If we were living in an authoritarian regime with sham elections (as some far-left people I’ve spoken to actually seem to believe), then indeed voting would be pointless. You couldn’t vote out Saddam Hussein or Benito Mussolini, even though they both did hold “elections” to make you think you had some voice. At that point, yes, obviously the only remaining choices are revolution or foreign invasion. (It does seem worth noting that both regimes fell by the latter, not the former.)

The US has not fallen that far just yet.

Votes in the US do not count evenly—but they do still count.

We have to work harder than our opponents for the same level of success, but we can still succeed.

Our legs may be shackled to weights, but they are not yet chained to posts in the ground.
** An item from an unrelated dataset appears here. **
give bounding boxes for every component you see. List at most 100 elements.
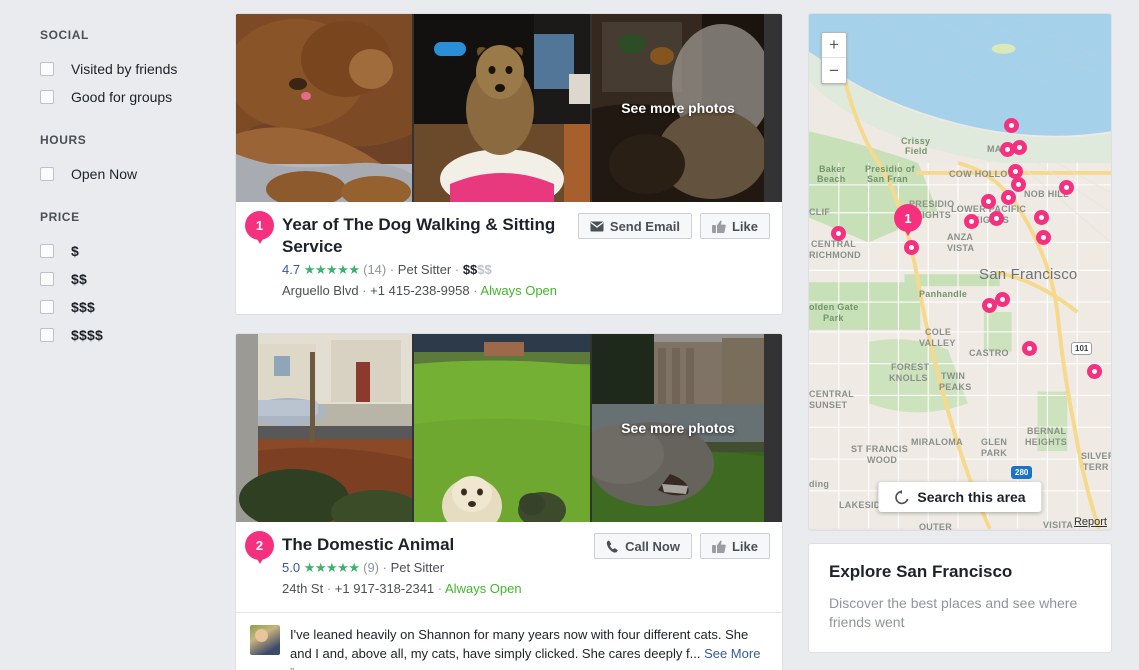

Indeed, several states in this very election passed referenda to create independent redistricting commissions, and Democrats have gained at least 32 seats in the House—“at least” because some states are still counting mail-in ballots or undergoing recounts.

The one that has me on the edge of my seat is right here in Orange County, which several outlets (including the New York Times) have made preliminary projections in favor of Mimi Walters (R) but Nate Silver is forecasting higher probability for Katie Porter (D). It says “100% of precincts reporting”, but there are still as many ballots uncounted as there are counted, because California now has almost twice as many voters who vote by mail than in person.

Unfortunately, some of the states that are most highly gerrymandered don’t allow citizen-sponsored ballot initiatives (North Carolina, for instance). This is likely no coincidence. But this still doesn’t make us powerless. If your state is highly gerrymandered, make noise about it. Join or even organize protests. Write letters to legislators. Post on social media. Create memes.
Even most Republican voters don’t believe in gerrymandering. They want to win fair and square. Even if you can’t get them to vote for the candidates you want, reach out to them to get them to complain to their legislators about the injustice of the gerrymandering itself. Appeal to their patriotic values; election manipulation is clearly not what America stands for.

If your state is not highly gerrymandered, think bigger. We should be pushing for a Constitutional amendment implementing either proportional representation or algorithmic redistricting. The majority of states already have reasonably fair districts; if we can get 2/3 of the House and 2/3 of the Senate to agree on such an amendment, we don’t need to win North Carolina or Mississippi.